In Kassel wollten Neonazis angeblich gegen die "Instrumentalisierung" des Lübcke-Mordes protestieren. Am Ende kamen statt 500 nur ein paar Dutzend Rechte. Was blieb, war ein jammernder Organisator und viel Gegenprotest.
Demonstranten gegen den Aufmarsch der Kleinstpartei "Die Rechte" halten sich Porträts des erschossenen Walter Lübckes vor das Gesicht.

Demonstranten gegen den Aufmarsch der Kleinstpartei "Die Rechte" halten sich Porträts des erschossenen Walter Lübckes vor das Gesicht.

Foto: Uwe Zucchi/dpa

Kassel steht nicht auf. Kassel nimmt Platz. Es herrscht ein fröhlicher Ausnahmezustand an diesem Samstag. Über dem Zentrum steht ein Polizeihubschrauber, um einen Überblick zu behalten über die 10.000 Demonstrierenden im Zentrum. Die komplette Innenstadt ist abgeriegelt, es verkehren weder Busse noch Straßenbahnen. Das viel beschworene "breite gesellschaftliche Bündnis", hier lässt es sich besichtigen.

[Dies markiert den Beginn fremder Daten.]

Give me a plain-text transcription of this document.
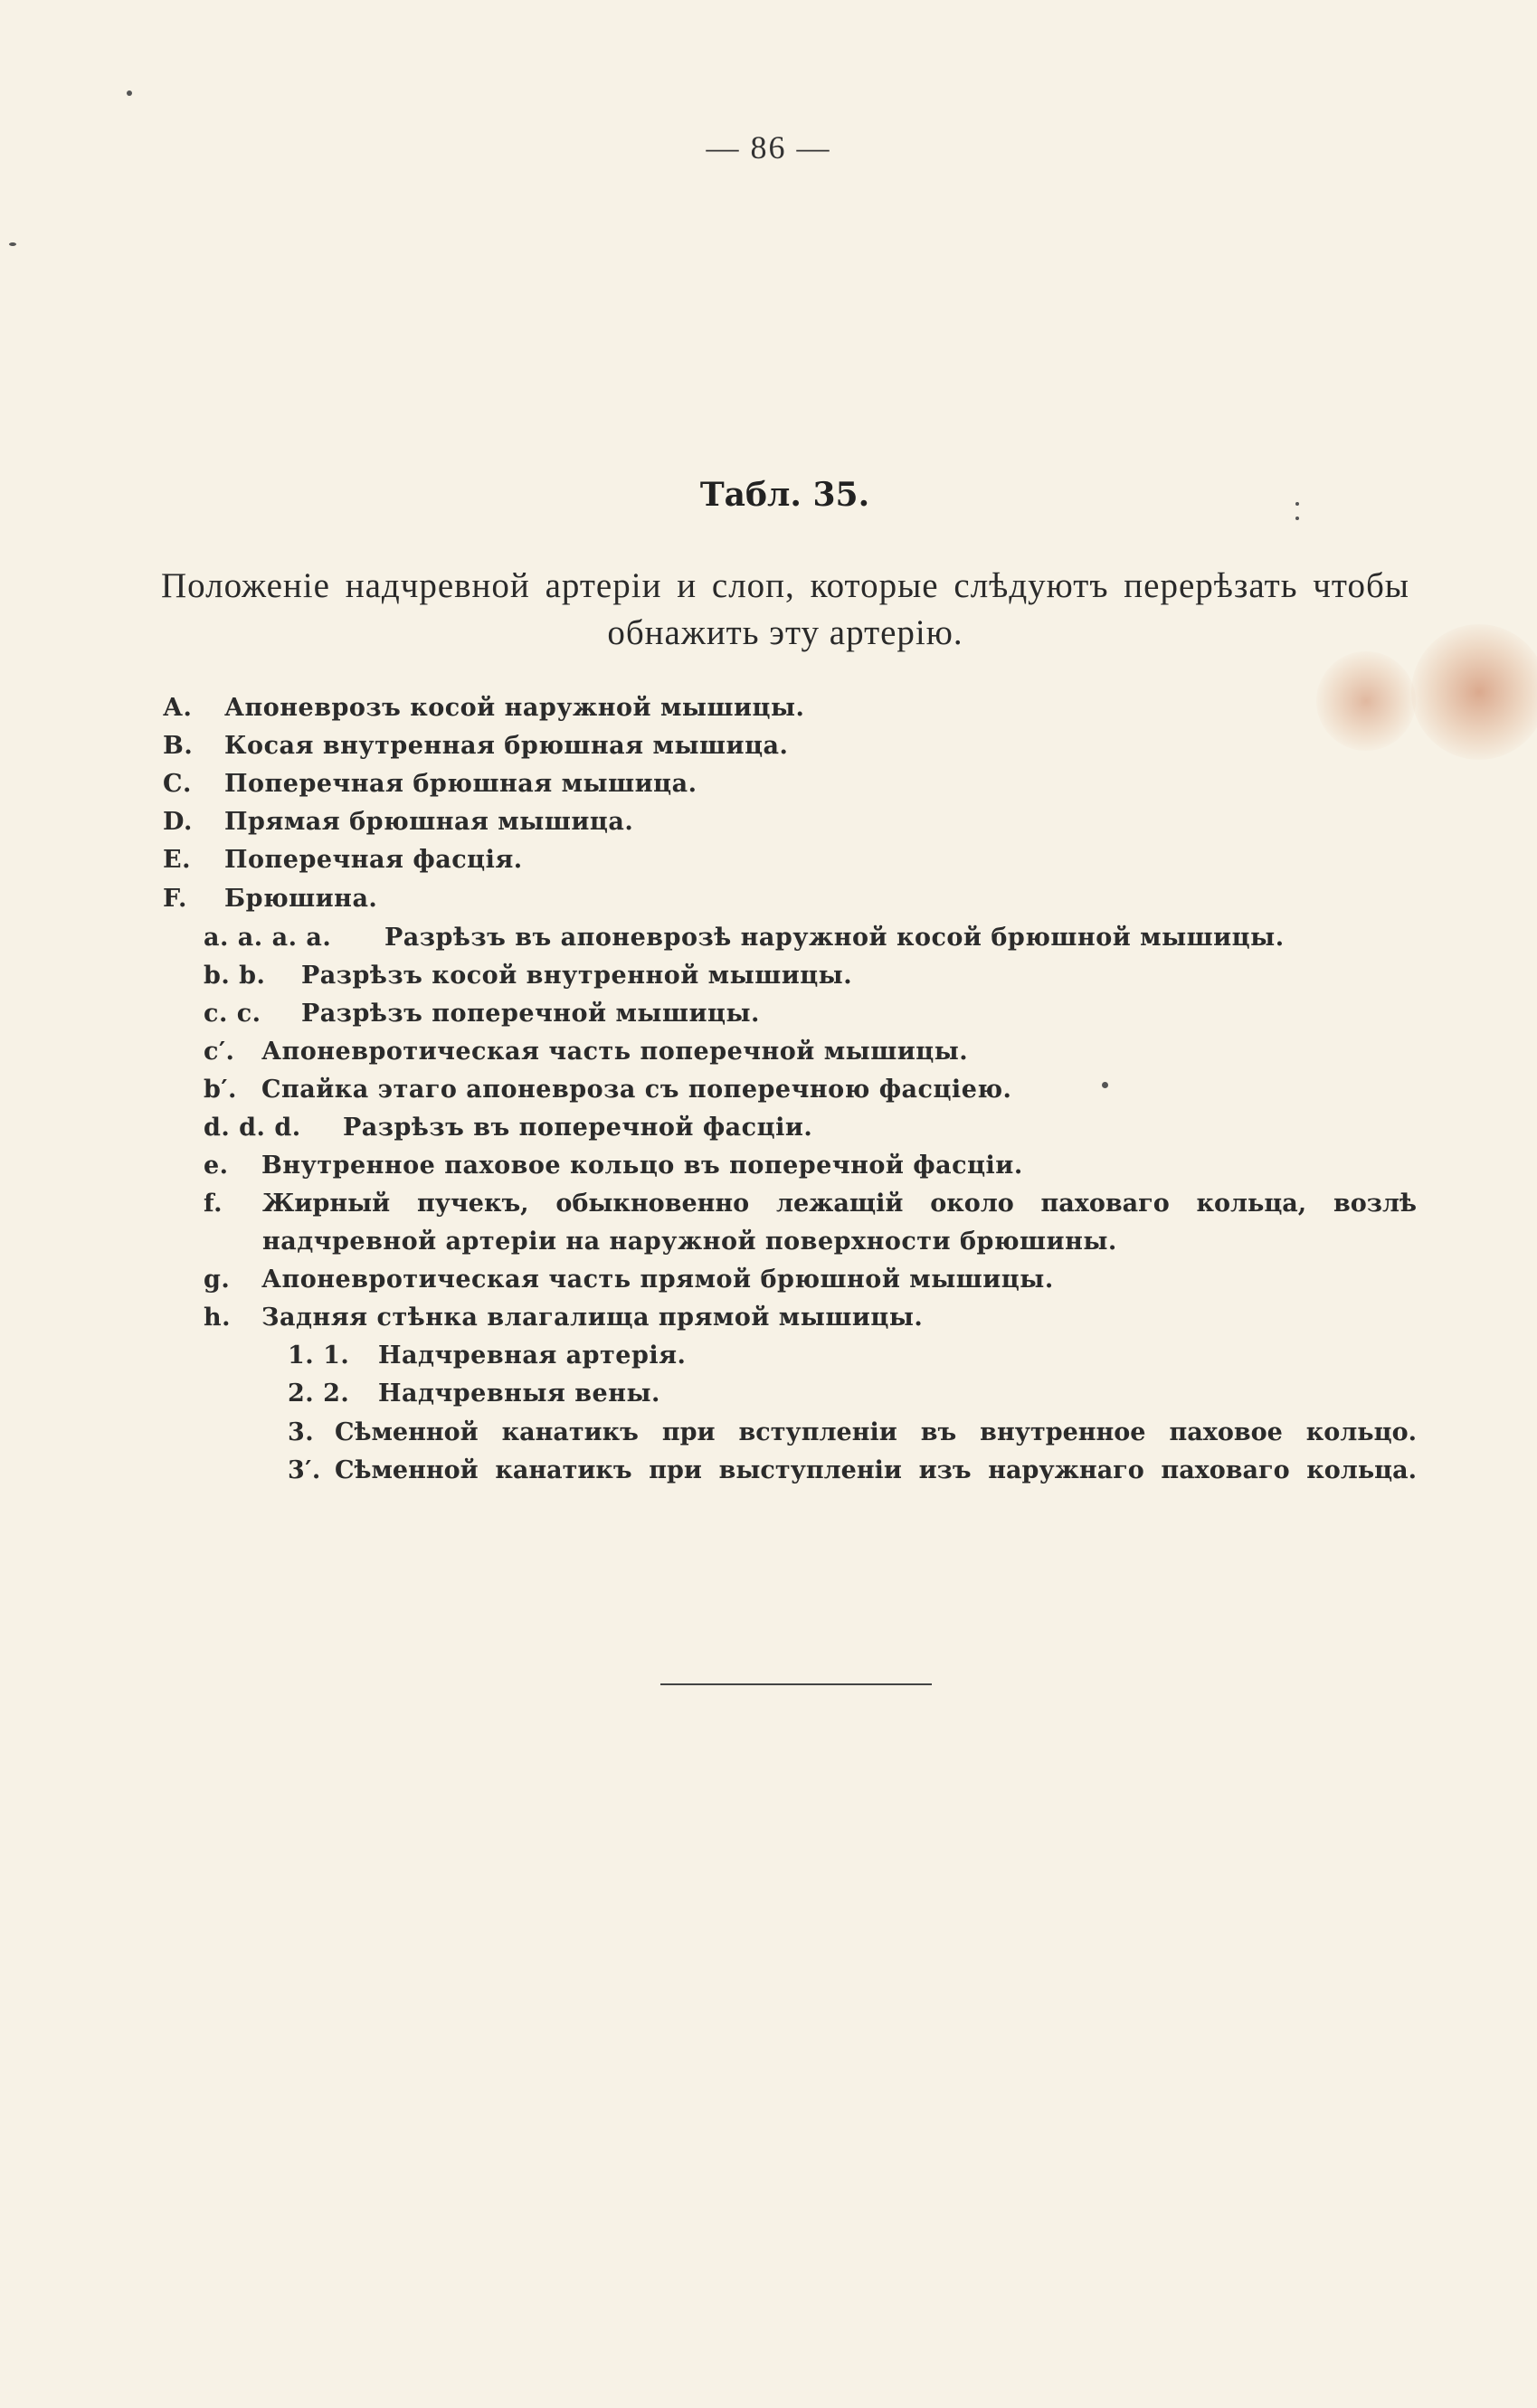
— 86 —
Табл. 35.
Положеніе надчревной артеріи и слоп, которые слѣдуютъ перерѣзать чтобы обнажить эту артерію.
А. Апоневрозъ косой наружной мышицы.
В. Косая внутренная брюшная мышица.
С. Поперечная брюшная мышица.
D. Прямая брюшная мышица.
Е. Поперечная фасція.
F. Брюшина.
a. a. a. a. Разрѣзъ въ апоневрозѣ наружной косой брюшной мышицы.
b. b. Разрѣзъ косой внутренной мышицы.
c. c. Разрѣзъ поперечной мышицы.
c′. Апоневротическая часть поперечной мышицы.
b′. Спайка этаго апоневроза съ поперечною фасціею.
d. d. d. Разрѣзъ въ поперечной фасціи.
e. Внутренное паховое кольцо въ поперечной фасціи.
f.	Жирный пучекъ, обыкновенно лежащій около паховаго кольца, возлѣ
надчревной артеріи на наружной поверхности брюшины.
g. Апоневротическая часть прямой брюшной мышицы.
h. Задняя стѣнка влагалища прямой мышицы.
1. 1. Надчревная артерія.
2. 2. Надчревныя вены.
3. Сѣменной канатикъ при вступленіи въ внутренное паховое кольцо.
3′. Сѣменной канатикъ при выступленіи изъ наружнаго паховаго кольца.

Unter dem Motto "Kassel nimmt Platz" hatten sich in kürzester Zeit mehr als 120 Parteien, Organisationen, Institutionen und Vereine angemeldet, von der Antifa-Wetterau bis zum Mieterbund, von der MLPD bis zur CDU, vom Verein der Hinterbliebenen des Nazi-Regimes bis zu den Gewerkschaften, von Seebrücke e.V. bis zu den Kirchen.

Von einem "Spinnennetz" an Veranstaltungen war zuvor die Rede, mit der man dem Aufmarsch der rechtsextremen Splitterpartei "Die Rechte" begegnen wollte. Ziel war es, durch dezentrale Veranstaltungen den öffentlichen Raum so eng zu machen, dass den Aufmarschierenden kein Platz mehr bleibt.

Der Plan ging schon im Vorfeld auf. Gegen "Pressehetze, Verleumdung und Maulkorbphantasien" im Zusammenhang mit der Ermordung des Regierungspräsidenten Walter Lübcke in seinem Haus bei Kassel wollte "Die Rechte" ihre "Gegenoffensive" mobilisieren - und damit vom Vorplatz des Hauptbahnhofs bis vor das Regierungspräsidium ziehen.

Vor dem Hessischen Verwaltungsgerichtshof war die Stadt mit ihrem Verbotsversuch gescheitert. Dort mochte man im Aufmarsch der Neonazis weder eine Gefährdung der öffentlichen Ordnung noch eine Verunglimpfung des Andenkens des Verstorbenen erkennen. Per Auflagenbescheid gelang es der Stadt immerhin, "Die Rechte" und ihre bis zu 500 erwarteten Sympathisanten aus der Innenstadt zu verdrängen.

Aus der Stadt verbannt

Vom Vorplatz des Hauptbahnhofs wurde "Die Rechte" verbannt, zugewiesen wurde ihr zuletzt der Unterneustädter Kirchplatz, gleich vor dem ehemaligen Untersuchungsgefängnis.

Der Weg in die Unterstadt ist damit an diesem Tag blockiert, die Fuldabrücke abgesperrt. Es ist, was die Polizei eine "Situation" nennt. Sie entspannt sich schnell. Per Lautsprecher bitten die Beamten, eine Rettungsgasse frei zu halten: "Links bleiben und die rechte Seite bitte frei lassen". Gelächter.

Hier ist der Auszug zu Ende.